The old woman smirked slightly. "A Million. Maybe more. We never dreamed to ask."
He let the words hang in the air. Million coins to become a king, to sit above everyone else. It was a world where wealth determined everything—and he had none.
So he was a Sadis. Hmm.
Not for long.
"And how does someone move through these ranks?" he asked, voice cutting through the silence that had grown between them.
"Earn gold. Spend it wisely. Protect it with your life, son. Buy loyalty, buy power. The King keeps it all tied in knots, but gold is the key. Nothing else matters here." The old woman's eyes glinted as she spoke, a flicker of something darker passing through her gaze.
"A Sadis, like you, would never make it to the top. But you could climb. You could climb until you reached the walls of Dales, and if you have enough gold—enough will—you can make something of yourself."
Reid stood, dropping the last of his porridge into the bowl, the words of the old woman lingering in the quiet room.
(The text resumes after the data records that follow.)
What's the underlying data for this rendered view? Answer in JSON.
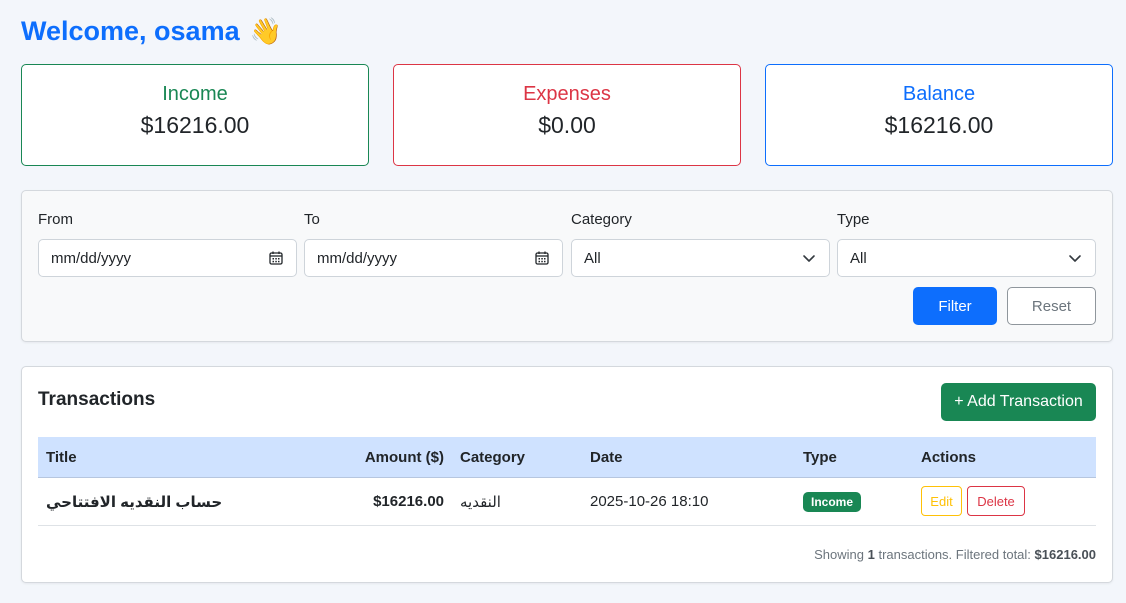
{
  "welcome": {
    "text": "Welcome, osama",
    "emoji": "👋"
  },
  "summary": {
    "income": {
      "label": "Income",
      "value": "$16216.00",
      "color": "#198754"
    },
    "expenses": {
      "label": "Expenses",
      "value": "$0.00",
      "color": "#dc3545"
    },
    "balance": {
      "label": "Balance",
      "value": "$16216.00",
      "color": "#0d6efd"
    }
  },
  "filters": {
    "from": {
      "label": "From",
      "placeholder": "mm/dd/yyyy"
    },
    "to": {
      "label": "To",
      "placeholder": "mm/dd/yyyy"
    },
    "category": {
      "label": "Category",
      "selected": "All"
    },
    "type": {
      "label": "Type",
      "selected": "All"
    },
    "filter_button": "Filter",
    "reset_button": "Reset"
  },
  "transactions": {
    "title": "Transactions",
    "add_button": "+ Add Transaction",
    "columns": [
      "Title",
      "Amount ($)",
      "Category",
      "Date",
      "Type",
      "Actions"
    ],
    "rows": [
      {
        "title": "حساب النقديه الافتتاحي",
        "amount": "$16216.00",
        "category": "النقديه",
        "date": "2025-10-26 18:10",
        "type": "Income",
        "edit": "Edit",
        "delete": "Delete"
      }
    ],
    "footer": {
      "prefix": "Showing",
      "count": "1",
      "middle": "transactions. Filtered total:",
      "total": "$16216.00"
    }
  }
}
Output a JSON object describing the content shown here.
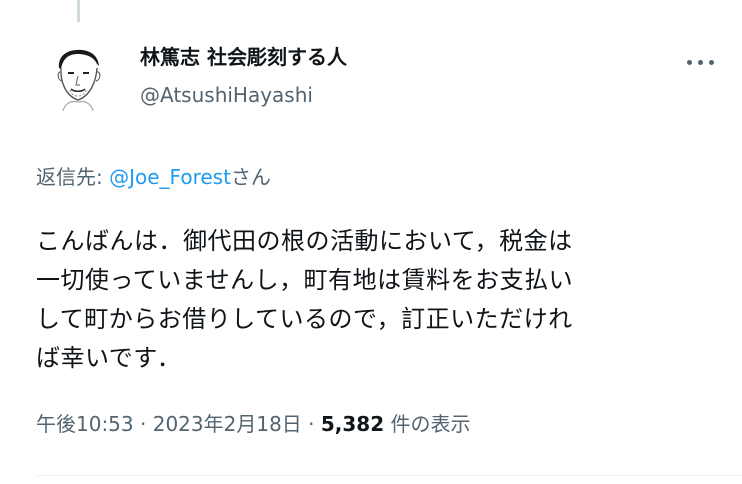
{
  "author": {
    "name": "林篤志 社会彫刻する人",
    "handle": "@AtsushiHayashi"
  },
  "reply_to": {
    "prefix": "返信先: ",
    "mention": "@Joe_Forest",
    "suffix": "さん"
  },
  "tweet": {
    "lines": [
      "こんばんは．御代田の根の活動において，税金は",
      "一切使っていませんし，町有地は賃料をお支払い",
      "して町からお借りしているので，訂正いただけれ",
      "ば幸いです．"
    ]
  },
  "meta": {
    "time": "午後10:53",
    "separator": " · ",
    "date": "2023年2月18日",
    "views_count": "5,382",
    "views_label": " 件の表示"
  },
  "icons": {
    "avatar": "user-avatar-sketch",
    "more": "more-horizontal-icon"
  },
  "colors": {
    "text": "#0f1419",
    "secondary": "#536471",
    "link": "#1d9bf0"
  }
}
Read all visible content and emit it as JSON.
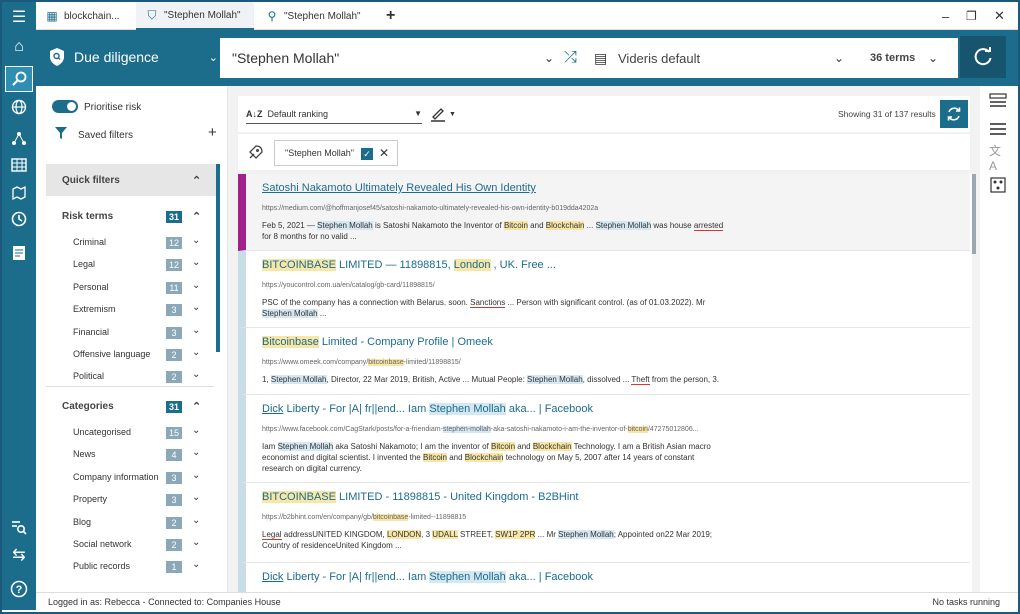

His fingers gripped the edge of the counter, his gaze distant.
"I'm not here for gold," he said softly. "But I am here for answers. Answers I'll find in Dales."
The old woman gave him a long, knowing look. Her voice dropped to a softer cadence, almost a whisper laced with amusement and warning.
"And answers, lad... are always paid for in blood and gold here. Dales does not open her gates to just any wanderer. Unless you're a Xaldes, you'll be turned to dust before you reach the steps."
Reid leaned forward slightly, shadowed and still. "A Xaldes? How many coins buys that rank?"
"Five thousand," she replied with relish, her eyes glittering with something between mockery and admiration. "Not the kind you find under pillows or buried in the woods. Huh?"
He considered the number in silence, jaw tightening. "Where would I find a Xaldes in Grinholt?"
The old woman's smirk bloomed like a wound. "To ask him for work... or to slit his throat and take his gold?"
Reid let the corner of his mouth twist upward—wolfish, dangerous. "You know me."
She chuckled, dry and brittle like crumbling paper. "Not in Grinholt, my dear. The ones here stay behind velvet and steel. Try Aldor, two days south by the trade route. You'll find one there who fancies himself untouchable. But the road's not free, and neither is Aldor. You'll need coin."
Reid nodded once, slow and thoughtful.
The old woman leaned in slightly, lowering her voice again. "There's an arena near the center of town. The kind of place where men bleed for applause. A large man with nothing to lose might walk out of there heavier with gold... if he walks out at all."
He reached into his pouch and dropped a copper on the counter, not out of gratitude, but as payment for the words. "I'll keep that in mind."
His boots thudded against the wooden floor, each step echoing through the silent inn like a war drum in a hollow hall. At the door, he paused.
"You're no ordinary Sadis," she said behind him. "Whatever you are, boy, I hope the world is ready for it."
He didn't turn, didn't respond. Just opened the door.
Outside, the wind had picked up again, tugging at the street's tattered banners. The sky was darkening, clouds heavy with threat. The scent of wet stone and iron filled his lungs.
A storm awaited to be unleashed in Grinholt as Reid stepped toward the Arena.